At the same time, Dr Clarke frowned on the criticisms that have been levied at the Government in the matter, arguing that, "In the largest case of private sector corruption in the country, the conversation is about the Government. Let me tell you something, we are not going to be distracted by that. Directors and managers and persons responsible will have to provide an account for their stewardship."
He pointed out that at various points throughout the estimated 13-year period of the fraud, in the off-balance sheet book audits which the Financial Services Commission (FSC) directed up to January 2020, "everything matched" in relation to client liabilities and assets.
He said auditors and their processes will not escape scrutiny. "The regulators depend on third parties to provide external audits. If there is a direction to get an audit and the audit comes back satisfactory, the FSC cannot act on that point. There are questions as to why this wasn't detected by external auditors, by special auditors, and internal auditors over a long period of time," he asserted, pointing out that the intention is not to cast blame but to understand the weaknesses in the private sector that requires the Government to take action.
The finance minister said SSL shows the importance of the Government pursuing the agenda to strengthen the country's combating the financing of terrorism (CFT) and anti-money laundering (AML) framework.
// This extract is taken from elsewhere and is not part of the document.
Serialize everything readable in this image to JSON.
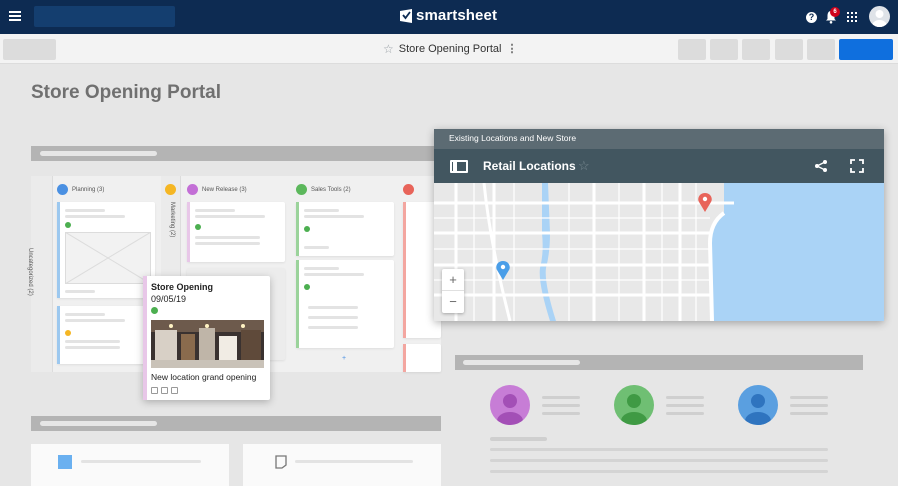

"It is sometimes frustrating, tedious, we sometimes wonder why we have to go through all of this, but it is very clear to everyone today that it ultimately serves our collective interest. When there are questions about our regime here in Jamaica, the persons who are likely to suffer from such a reputation are the people who live and make their livelihoods here in Jamaica," he stated.
Dr Clarke said the case had shocked the nation not only because of the national significance of one of those allegedly defrauded, but also because of the scale and length of time of the theft. He pointed to sprint legend Usain Bolt, who is said to have been fleeced of some US$12 million.
"While he was winning gold medals for Jamaica in London, and we nationalised that victory and made it our own, there were people who were scheming and pilfering and stealing and thieving from his account. In 2016 when he repeated that illustrious achievement, this robbery was occurring," the minister stressed, describing the fraud as "a belly punch", an event of "earthquake, hurricane, natural disaster proportions," which the country will take some time to recover from.
The SSL board, in a release issued on Wednesday, denied attempting to wind up the company, in contravention of instructions from the FSC, and denied being aware of alleged fraudulent activities by a now former employee. The firm said the situation was being fuelled by sensational speculation, which tends to affect the overall investigation. Furthermore, SSL said, "A few bad apples, who do what fraudsters do — find ways to beat the system — should not cast doubt and suspicion on the many thousands who toil daily to preserve the integrity of the sector."
The FID conference is being held for the first time since 2018, under the theme 'Widening the use of POCA [Proceeds of Crime Act] through collaboration', with participation from local and international experts discussing topics such as racketeering, lottery scamming, inter-agency collaboration, Jamaica's national risk assessment, widening the use of the POCA across offences, cryptocurrency, tax evasion, and current challenges in real estate dealing and development.